No texto do classificado, o anúncio pomposo: prédio em ponto privilegiado, no coração de Botafogo, com toda a infraestrutura: garagem, salão de festas, sala de ginástica, churrasqueira, sauna, piscina. O imóvel parecia promissor, e era mesmo, ao menos se tirarmos pela área interna do apartamento. Cuidadosos, os atuais proprietários reformaram tudo, inclusive as partes hidráulica e elétrica, instalaram armários, aparelhos de ar-condicionado. Quando perguntei pela piscina, contudo, deu-se o constrangimento.
“Não chamaria aquilo de piscina”, disse o dono do imóvel. O corretor, sem saber o que fazer, justificou que nas placas do condomínio estava gravado em letras grandes: “Piscina à direita”. Descemos até o play. O proprietário tinha razão. Impossível chamar de piscina aquele tanque coberto, cercado de janelas por todos os lados.

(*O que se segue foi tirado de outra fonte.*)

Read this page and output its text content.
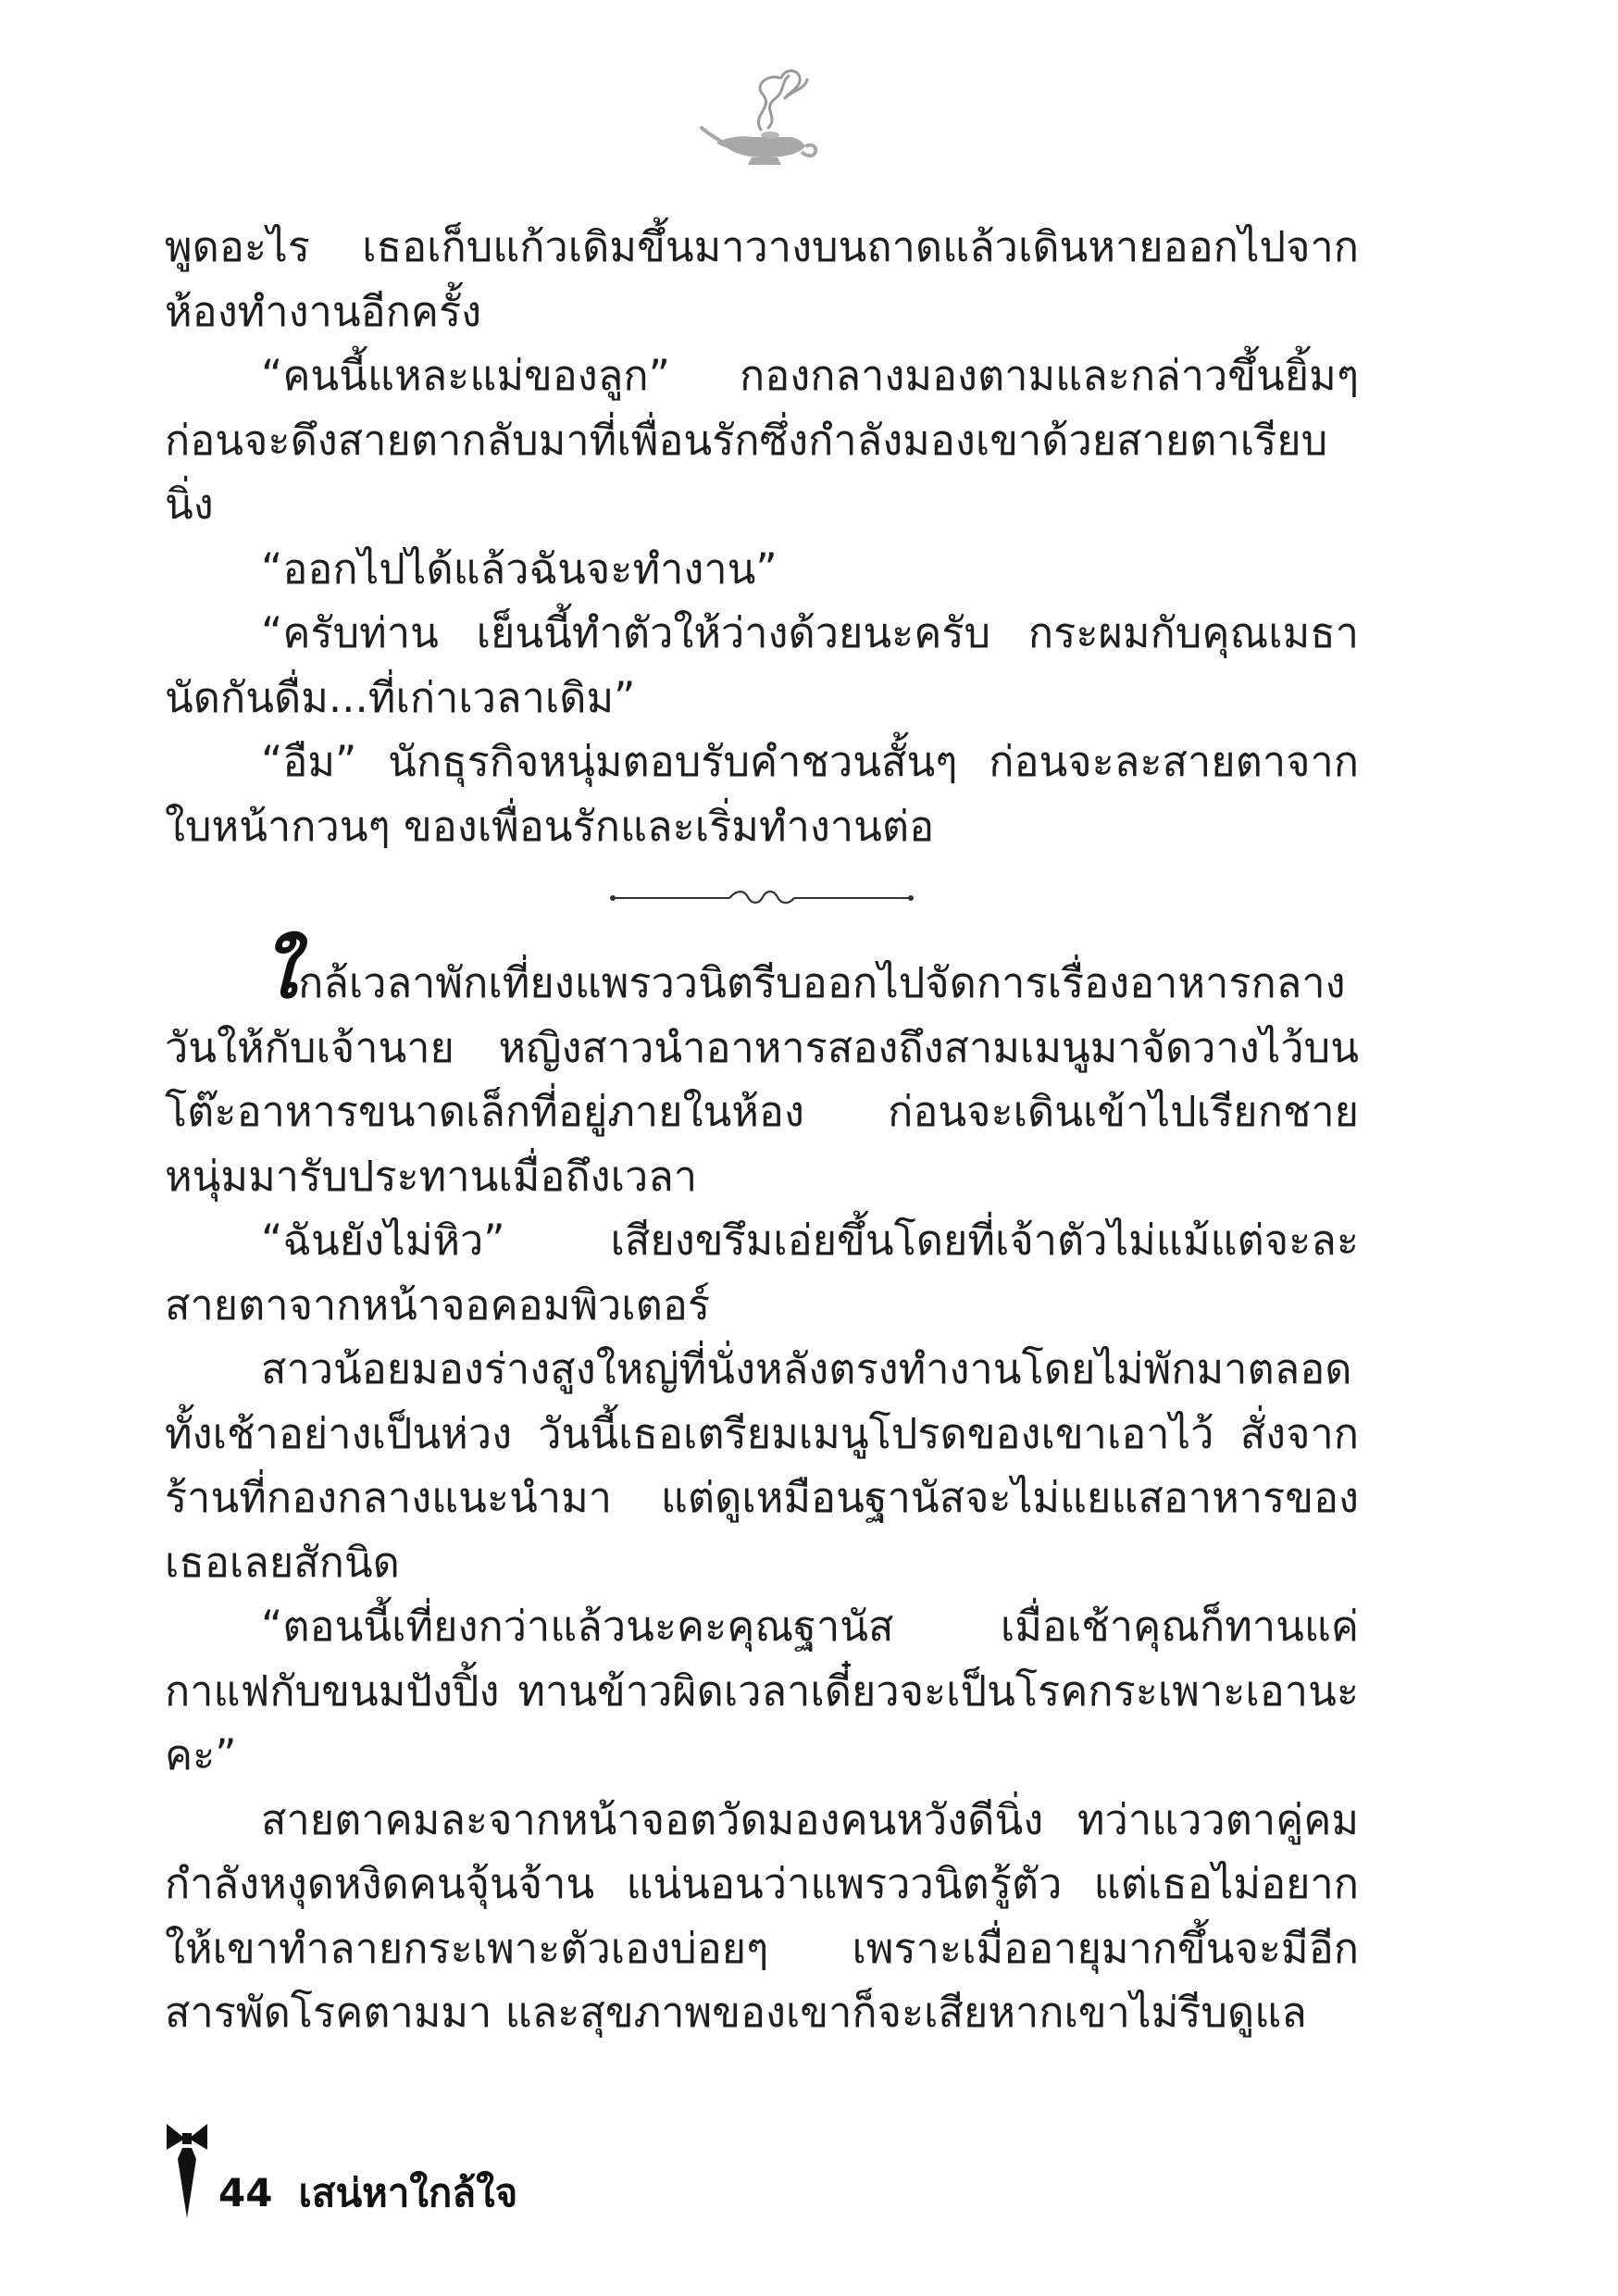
พูดอะไร เธอเก็บแก้วเดิมขึ้นมาวางบนถาดแล้วเดินหายออกไปจากห้องทำงานอีกครั้ง

“คนนี้แหละแม่ของลูก” กองกลางมองตามและกล่าวขึ้นยิ้มๆ ก่อนจะดึงสายตากลับมาที่เพื่อนรักซึ่งกำลังมองเขาด้วยสายตาเรียบนิ่ง

“ออกไปได้แล้วฉันจะทำงาน”

“ครับท่าน เย็นนี้ทำตัวให้ว่างด้วยนะครับ กระผมกับคุณเมธานัดกันดื่ม...ที่เก่าเวลาเดิม”

“อืม” นักธุรกิจหนุ่มตอบรับคำชวนสั้นๆ ก่อนจะละสายตาจากใบหน้ากวนๆ ของเพื่อนรักและเริ่มทำงานต่อ

ใกล้เวลาพักเที่ยงแพรววนิตรีบออกไปจัดการเรื่องอาหารกลางวันให้กับเจ้านาย หญิงสาวนำอาหารสองถึงสามเมนูมาจัดวางไว้บนโต๊ะอาหารขนาดเล็กที่อยู่ภายในห้อง ก่อนจะเดินเข้าไปเรียกชายหนุ่มมารับประทานเมื่อถึงเวลา

“ฉันยังไม่หิว” เสียงขรึมเอ่ยขึ้นโดยที่เจ้าตัวไม่แม้แต่จะละสายตาจากหน้าจอคอมพิวเตอร์

สาวน้อยมองร่างสูงใหญ่ที่นั่งหลังตรงทำงานโดยไม่พักมาตลอดทั้งเช้าอย่างเป็นห่วง วันนี้เธอเตรียมเมนูโปรดของเขาเอาไว้ สั่งจากร้านที่กองกลางแนะนำมา แต่ดูเหมือนฐานัสจะไม่แยแสอาหารของเธอเลยสักนิด

“ตอนนี้เที่ยงกว่าแล้วนะคะคุณฐานัส เมื่อเช้าคุณก็ทานแค่กาแฟกับขนมปังปิ้ง ทานข้าวผิดเวลาเดี๋ยวจะเป็นโรคกระเพาะเอานะคะ”

สายตาคมละจากหน้าจอตวัดมองคนหวังดีนิ่ง ทว่าแววตาคู่คมกำลังหงุดหงิดคนจุ้นจ้าน แน่นอนว่าแพรววนิตรู้ตัว แต่เธอไม่อยากให้เขาทำลายกระเพาะตัวเองบ่อยๆ เพราะเมื่ออายุมากขึ้นจะมีอีกสารพัดโรคตามมา และสุขภาพของเขาก็จะเสียหากเขาไม่รีบดูแล

44 เสน่หาใกล้ใจ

Essa foi apenas uma das tantas pegadinhas em que caí nessas semanas de caça à nova moradia. “Próximo ao Metrô” pode significar dois quilômetros de distância. “Vista do Cristo” às vezes exprime a oportunidade única de, esticando o pescoço janela afora, vislumbrar a parte da mão esquerda do Redentor. A “ampla garagem” tem vagas apertadas e presas. Para estacionar, ou tirar o automóvel, é preciso empurrar o carro do vizinho.
Procurar apartamento no Rio de Janeiro é caminhar por uma estrada pavimentada pela ficção. Para além disso, atestar que, dia após dia, os espaços diminuem. Visitei duas dezenas de imóveis. Alguns ótimos; outros, bons; a maioria, ruim. Todos caros à beça. São apartamentos de bolso, que no entanto não cabem no nosso bolso.
Talvez por conta do aperto — espacial e financeiro —, os cariocas têm se acostumado cada vez mais a viver colados uns aos outros. “A vizinha acompanha toda a minha rotina e eu, a dela”, conta Sofia, minha sobrinha, quando comento sobre a varanda devassada de determinado apartamento. Discussões, jantares românticos, comemorações, sonecas em frente à TV, é possível ver tudo. L. B. Jeffries, o fotógrafo protagonista de Janela indiscreta, faria a festa por aqui.
Ao entrar nesses imóveis de pouquíssimos metros quadrados, sempre me pergunto: mas onde colocar meus livros? Os CDs? Então vem a constatação de que quase ninguém mais mantém bibliotecas, pequeninas que sejam. E, claro, que ninguém mais compra CDs. Mas sou do tempo do taco de madeira, não do porcelanato.
Em um de seus poemas, Carlos Drummond de Andrade fala da procura por apartamento “pequeno, bem situado / onde caibam dois amantes / de frente como de lado”. Exige apenas que caibam discos, livros, lençóis, uísque, biscoitinhos — e não tenha baratas, mosquitos ou vizinhos enervantes. Quem souber de tal imóvel me informe onde é que fica essa casa, rogava o escritor. Peço, por favor, que avise a mim também.